I'm beginning to think that the "J" in January must stand for "Judgement." Given how January went down, most people would be hard pressed to disagree.

Judgement: Good

On January 17, 2013, former forum moderator Joble's estranged wife was found guilty of two counts of "deliberate murder" in the October 13, 2011 shooting deaths of Joe Gable (Joble) and Sunday Bennett at Joble's home in Helena, MT. While sentencing is scheduled for March 1, 2013, she could face a minimum of life in prison.

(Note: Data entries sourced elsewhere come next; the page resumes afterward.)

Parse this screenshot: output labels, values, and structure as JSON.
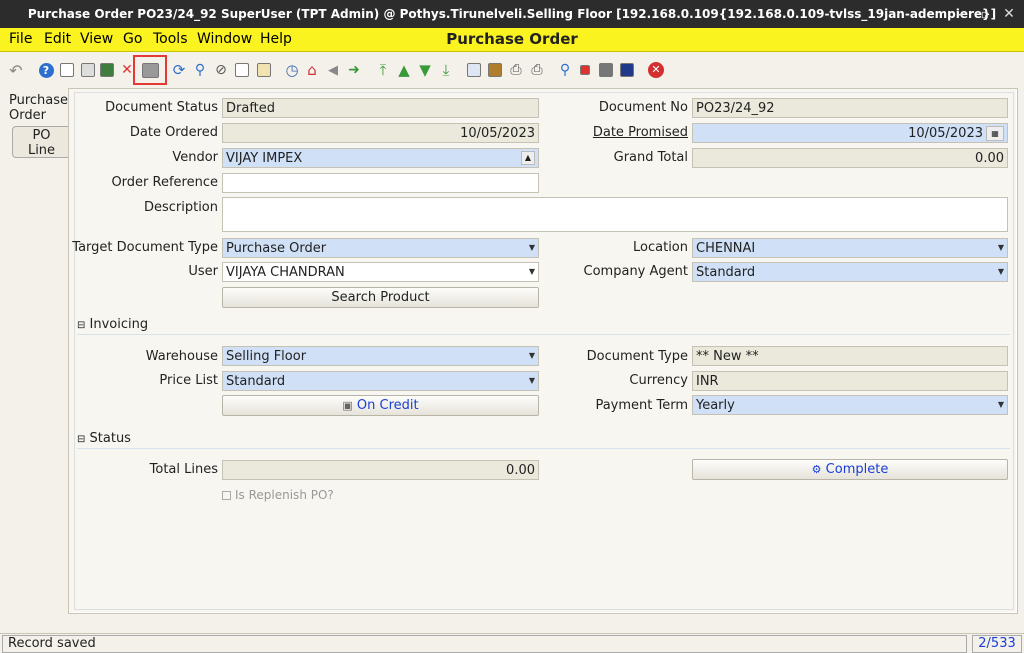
{
  "window": {
    "title": "Purchase Order  PO23/24_92  SuperUser (TPT Admin) @ Pothys.Tirunelveli.Selling Floor [192.168.0.109{192.168.0.109-tvlss_19jan-adempiere}]"
  },
  "menu": {
    "file": "File",
    "edit": "Edit",
    "view": "View",
    "go": "Go",
    "tools": "Tools",
    "window": "Window",
    "help": "Help",
    "window_title": "Purchase Order"
  },
  "tabs": {
    "purchase_order": "Purchase Order",
    "po_line": "PO Line"
  },
  "form": {
    "document_status_label": "Document Status",
    "document_status": "Drafted",
    "document_no_label": "Document No",
    "document_no": "PO23/24_92",
    "date_ordered_label": "Date Ordered",
    "date_ordered": "10/05/2023",
    "date_promised_label": "Date Promised",
    "date_promised": "10/05/2023",
    "vendor_label": "Vendor",
    "vendor": "VIJAY IMPEX",
    "grand_total_label": "Grand Total",
    "grand_total": "0.00",
    "order_reference_label": "Order Reference",
    "order_reference": "",
    "description_label": "Description",
    "description": "",
    "target_doc_type_label": "Target Document Type",
    "target_doc_type": "Purchase Order",
    "location_label": "Location",
    "location": "CHENNAI",
    "user_label": "User",
    "user": "VIJAYA CHANDRAN",
    "company_agent_label": "Company Agent",
    "company_agent": "Standard",
    "search_product_button": "Search Product"
  },
  "invoicing": {
    "section_title": "Invoicing",
    "warehouse_label": "Warehouse",
    "warehouse": "Selling Floor",
    "document_type_label": "Document Type",
    "document_type": "** New **",
    "price_list_label": "Price List",
    "price_list": "Standard",
    "currency_label": "Currency",
    "currency": "INR",
    "on_credit_button": "On Credit",
    "payment_term_label": "Payment Term",
    "payment_term": "Yearly"
  },
  "status_section": {
    "section_title": "Status",
    "total_lines_label": "Total Lines",
    "total_lines": "0.00",
    "complete_button": "Complete",
    "replenish_label": "Is Replenish PO?"
  },
  "statusbar": {
    "message": "Record saved",
    "record_count": "2/533"
  }
}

In the 17 months since Joble's murder, the entire judicial process that lead up to the conviction has often times resembled a circus. There were numerous attempts by Joble's estranged wife and murderer to either derail or delay the process, including two suicide attempts and delays for psychological examinations.

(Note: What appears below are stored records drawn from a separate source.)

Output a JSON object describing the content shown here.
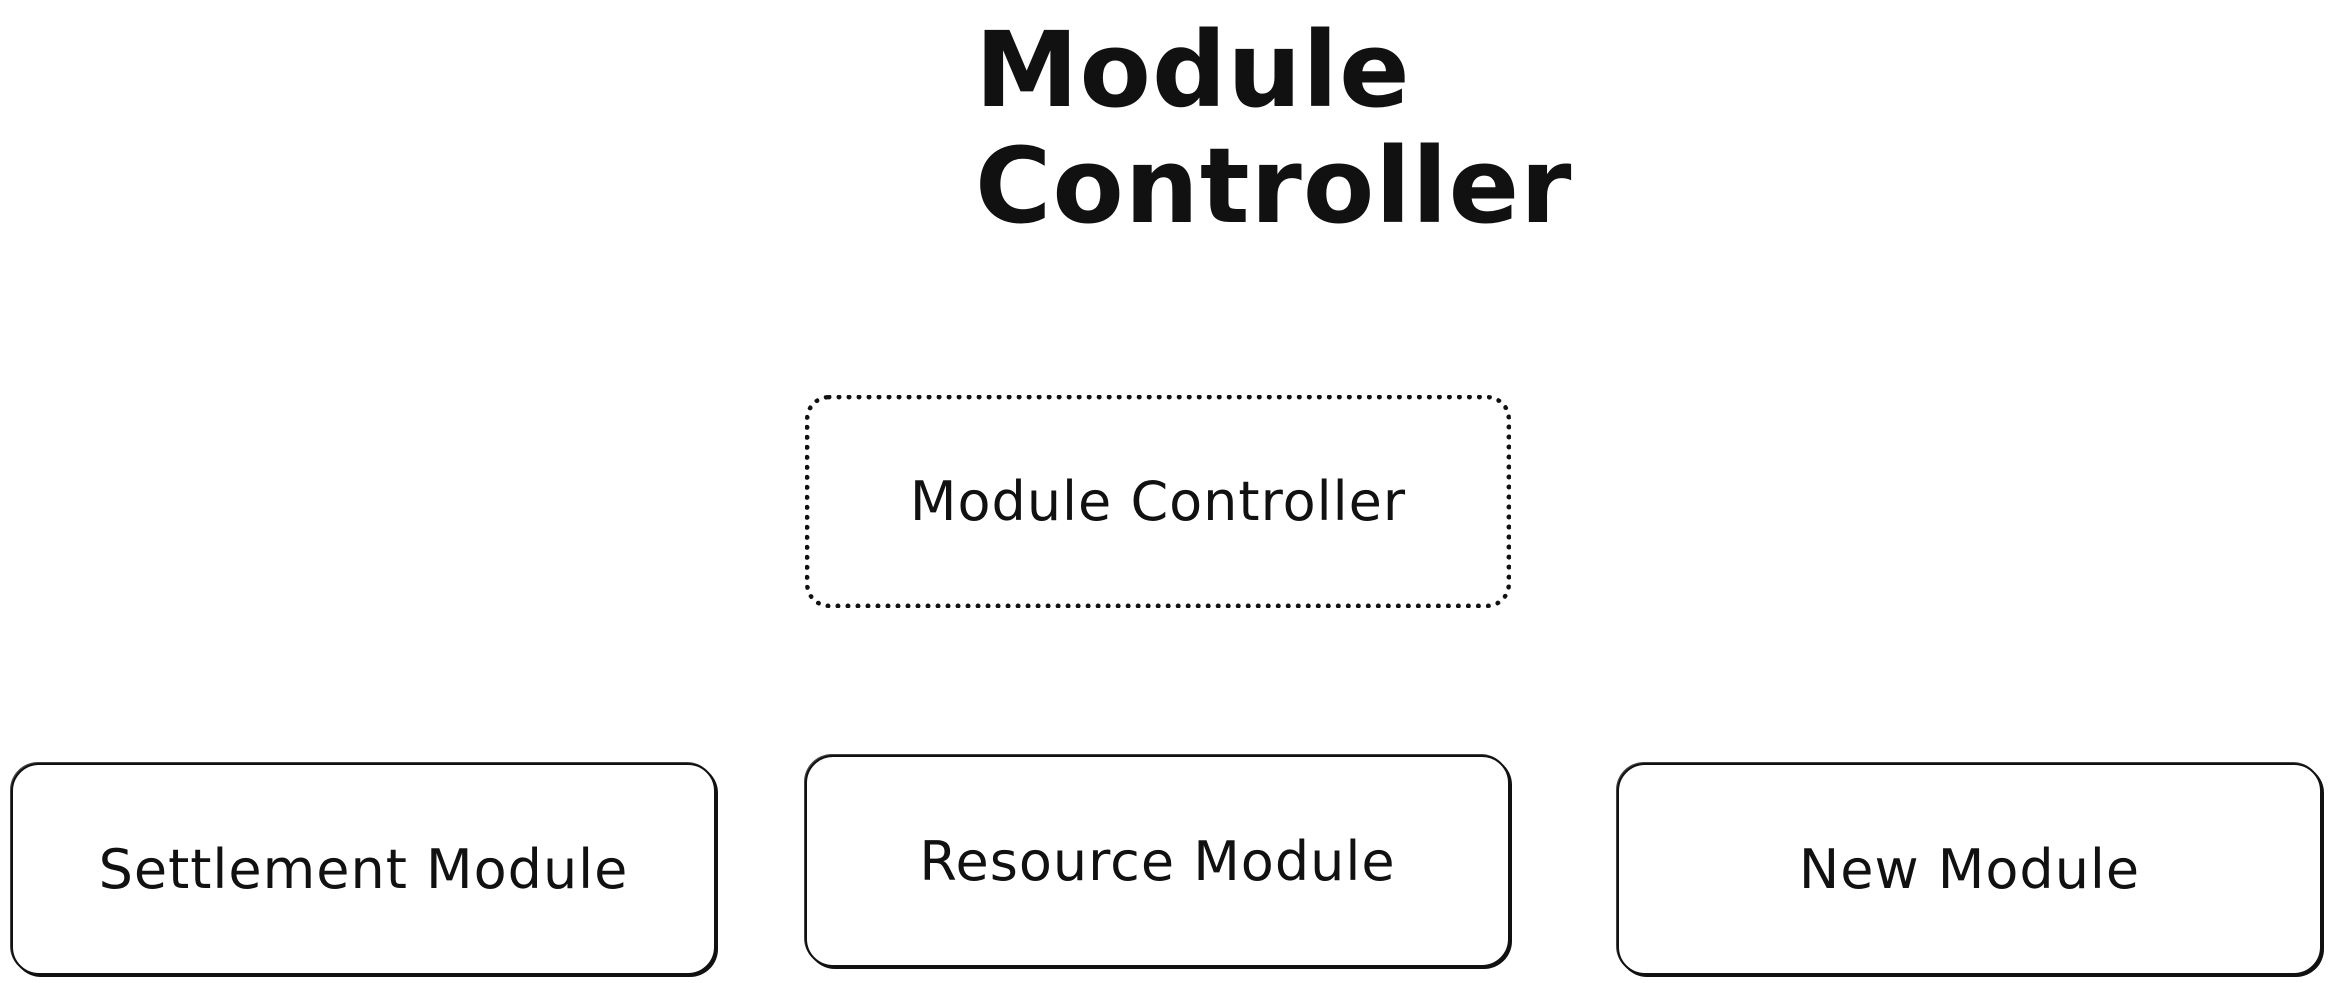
{
  "title": {
    "line1": "Module",
    "line2": "Controller"
  },
  "nodes": {
    "controller": "Module Controller",
    "settlement": "Settlement Module",
    "resource": "Resource Module",
    "new": "New Module"
  }
}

Finally - and at last - Joble can rest in peace, with justice having been served. It is still hard to believe that he is no longer here, among his friends and family. Taken from us much too early, Joble is still missed by those who knew him.

Judgement: Bad

It's no secret that I'[m an avid bicycling enthusiast, as my monthly editor's column picture has frequently depicted me on a bicycle ride. On January 17, 2013, former seven time Tour de France winner (former, since he has had all of his seven Tour de France titles stipped by the United States Anti-Doping Agency, and his 2000 Olympic bronze medal taken away by the United States Olympic Committee) admitted in a televised interview with famous former talk-show host Oprah Winfrey that he had taken performance enhancing drugs to help procure those victories.

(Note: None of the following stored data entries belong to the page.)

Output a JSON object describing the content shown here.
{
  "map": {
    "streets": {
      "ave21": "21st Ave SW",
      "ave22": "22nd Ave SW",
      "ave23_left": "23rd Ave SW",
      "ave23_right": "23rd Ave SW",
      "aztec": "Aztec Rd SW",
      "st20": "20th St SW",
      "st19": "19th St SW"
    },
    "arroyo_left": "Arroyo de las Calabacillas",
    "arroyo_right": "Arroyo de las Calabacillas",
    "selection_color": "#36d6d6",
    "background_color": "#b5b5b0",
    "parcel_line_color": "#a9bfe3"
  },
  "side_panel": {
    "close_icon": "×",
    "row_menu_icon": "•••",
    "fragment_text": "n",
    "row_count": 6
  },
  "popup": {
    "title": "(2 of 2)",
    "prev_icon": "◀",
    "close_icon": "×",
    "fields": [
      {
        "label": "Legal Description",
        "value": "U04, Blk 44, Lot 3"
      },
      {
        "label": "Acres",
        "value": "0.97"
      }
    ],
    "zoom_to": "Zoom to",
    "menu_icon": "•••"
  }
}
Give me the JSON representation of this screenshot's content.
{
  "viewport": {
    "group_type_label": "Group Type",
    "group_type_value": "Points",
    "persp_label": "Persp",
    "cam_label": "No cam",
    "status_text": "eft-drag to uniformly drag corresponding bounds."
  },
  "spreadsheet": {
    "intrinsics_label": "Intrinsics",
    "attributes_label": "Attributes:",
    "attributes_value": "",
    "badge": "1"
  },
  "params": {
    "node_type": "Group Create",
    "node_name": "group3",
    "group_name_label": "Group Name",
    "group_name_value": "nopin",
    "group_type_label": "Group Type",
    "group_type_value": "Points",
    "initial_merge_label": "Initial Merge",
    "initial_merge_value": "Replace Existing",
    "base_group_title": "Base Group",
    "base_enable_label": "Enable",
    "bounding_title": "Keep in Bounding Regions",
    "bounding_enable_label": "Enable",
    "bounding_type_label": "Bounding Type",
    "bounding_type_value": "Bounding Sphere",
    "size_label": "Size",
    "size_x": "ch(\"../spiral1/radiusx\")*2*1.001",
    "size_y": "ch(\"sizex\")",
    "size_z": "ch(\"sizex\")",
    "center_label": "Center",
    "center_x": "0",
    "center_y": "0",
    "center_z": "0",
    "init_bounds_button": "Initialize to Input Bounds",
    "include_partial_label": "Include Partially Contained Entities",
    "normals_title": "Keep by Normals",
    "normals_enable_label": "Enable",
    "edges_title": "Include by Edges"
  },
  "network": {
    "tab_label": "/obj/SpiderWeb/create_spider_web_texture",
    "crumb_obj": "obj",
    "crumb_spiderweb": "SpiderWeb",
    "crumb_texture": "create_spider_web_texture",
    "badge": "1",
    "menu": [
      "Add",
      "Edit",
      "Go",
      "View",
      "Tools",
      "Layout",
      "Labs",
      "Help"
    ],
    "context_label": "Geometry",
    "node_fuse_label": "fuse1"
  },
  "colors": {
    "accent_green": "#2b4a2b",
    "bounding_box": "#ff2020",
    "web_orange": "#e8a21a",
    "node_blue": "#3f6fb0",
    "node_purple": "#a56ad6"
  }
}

Love him or hate him (there seems to be no middle ground), Armstrong's confession rocked not only the sporting world of bicycling, but the entire sporting world. Long speculated, never proven (beyond a shadow of a doubt), and vehemently denied by Armstrong, the interview removed any questions of doubt and removed all speculation. The confession also revealed the lies that Armstrong had been living and espousing ever since the late 1990s.

Currently under a lifetime ban from cycling, his public confession is unlikely to have any effect. Officials for the USADA, the UCI (International Cycling Union), and the WADA (World Anti-Doping Agency) are unanimous in their decisions to remain steadfast on the lifetime ban. Instead, they all agree that Armstrong must testify (minimally) before the USADA, under oath, about his "doping" activities, and give a full accounting about how the illegal activities were carried out. It remains to be seen if that will happen.


There's a couple of common lessons to be had between the two cases of judgement here. First, you never know when your whole world will come to a screeching halt. Everything we hold dear and sacred - even our lives, themselves - can be stripped away in the blink of an eye. Second, any attempt to "win at all costs" usually bears a cost that none of us can afford to pay. 'Nuff said.

Until next month, I bid each of you serenity, peace, happiness and prosperity.